Krieg gegen Serbien. Im März vor fünf Jahren begann der erste Krieg mit deutscher Beteiligung nach 1945: der Krieg gegen Serbien um das Kosovo. Zuvor mußten der damalige Verteidigungsminister Rudolf Scharping mit gruseligen Geschichten über Massaker in einem Stadion in Pristina und sein grüner Außenminister mit der energischen Warnung vor einem zweiten Auschwitz die Heimatfront sichern. In der allgemeinen Aufregung ging 1999 völlig unter, daß für eine militärische Aktion "gegen den Völkermord" noch nicht einmal ein "UN-Durchsuchungsbefehl" vorlag und die rot-grüne Außenpolitik dadurch mit einer handfesten Aggression außenpolitisch debütierte. Der frühere Konkret-Autor Jürgen Elsässer klagte bereits 2000 in seinem Buch "Kriegsverbrechen und tödliche Lügen der Bundesregierung" an. Seine löbliche Aufdeckung der Nato-Kriegspolitik, die nun der Kai Homilius Verlag überarbeitet und aktualisiert herausgibt, wird allerdings störend von einer klebrigen Parteilichkeit zugunsten Serbiens überschattet. Slobodan Milosevics Lob, "Elsässer zeigt auf, daß die deutsche Balkanpolitik sich fortsetzt, wo sie 1945 gestoppt wurde", gibt darüber Auskunft und entschleiert zudem das eigentliche Ansinnen des Autors (Kriegslügen. Vom Kosovokonflikt zum Milosevic-Prozeß. Berlin 2004, 331 Seiten, 18 Euro).

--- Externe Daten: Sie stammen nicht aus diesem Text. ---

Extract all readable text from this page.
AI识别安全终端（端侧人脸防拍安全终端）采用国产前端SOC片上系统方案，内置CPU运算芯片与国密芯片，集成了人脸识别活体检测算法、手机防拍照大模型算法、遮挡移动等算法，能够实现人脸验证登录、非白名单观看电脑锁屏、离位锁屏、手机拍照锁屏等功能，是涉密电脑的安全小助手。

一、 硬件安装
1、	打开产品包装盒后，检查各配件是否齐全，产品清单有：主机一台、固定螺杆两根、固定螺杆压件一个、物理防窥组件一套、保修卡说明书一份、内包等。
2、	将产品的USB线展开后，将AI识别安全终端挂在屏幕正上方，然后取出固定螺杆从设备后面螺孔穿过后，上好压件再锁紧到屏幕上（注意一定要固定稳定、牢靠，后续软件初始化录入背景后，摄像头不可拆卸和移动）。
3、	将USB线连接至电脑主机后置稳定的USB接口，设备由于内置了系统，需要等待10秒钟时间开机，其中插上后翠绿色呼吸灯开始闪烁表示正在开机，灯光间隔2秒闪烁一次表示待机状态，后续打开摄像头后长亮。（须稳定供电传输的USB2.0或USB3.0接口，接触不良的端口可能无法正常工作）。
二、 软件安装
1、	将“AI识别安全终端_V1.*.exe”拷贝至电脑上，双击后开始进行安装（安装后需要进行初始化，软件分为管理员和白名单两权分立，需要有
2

Dunkle Seite von Berlin. Heute decken die Boulevardmagazine im Fernsehen die Lust des Publikums an der makabren Faszination von Gewalttaten. Früher, so beschreibt es die Historikerin Regina Stürickow, hätten dies sogar Polizeibeamte übernommen und Touristen in die verrufensten Gassen und Kaschemmen Berlins geführt. In ihrem literarischen Reiseführer vom Beginn des Ersten Weltkriegs bis zur Machtübernahme der Nationalsozialisten durch eben diese Viertel Berlins führt Stürickow den Leser sogleich in soziale Niederungen, die einem nur schwer das Bild von den "goldenen Zwanziger" veranschaulichen. Insofern bietet das Buch nicht nur etwas für Berlinbesucher, die rund um den Alexanderplatz, im Scheunenviertel oder im damals noblen Westen auf Entdeckungsreise gehen möchten, sondern auch für jene, denen jede Schilderung des Elends im Milieu der Dirnen, Schieber und Mörder glaubwürdiger erscheint als ein verklärender Film über die Gebrüder Sass (Mörderische Metropole Berlin. Kriminalfälle 1914 bis 1933. Militzke Verlag, Leipzig 2004, 189 Seiten, 14,80 Euro).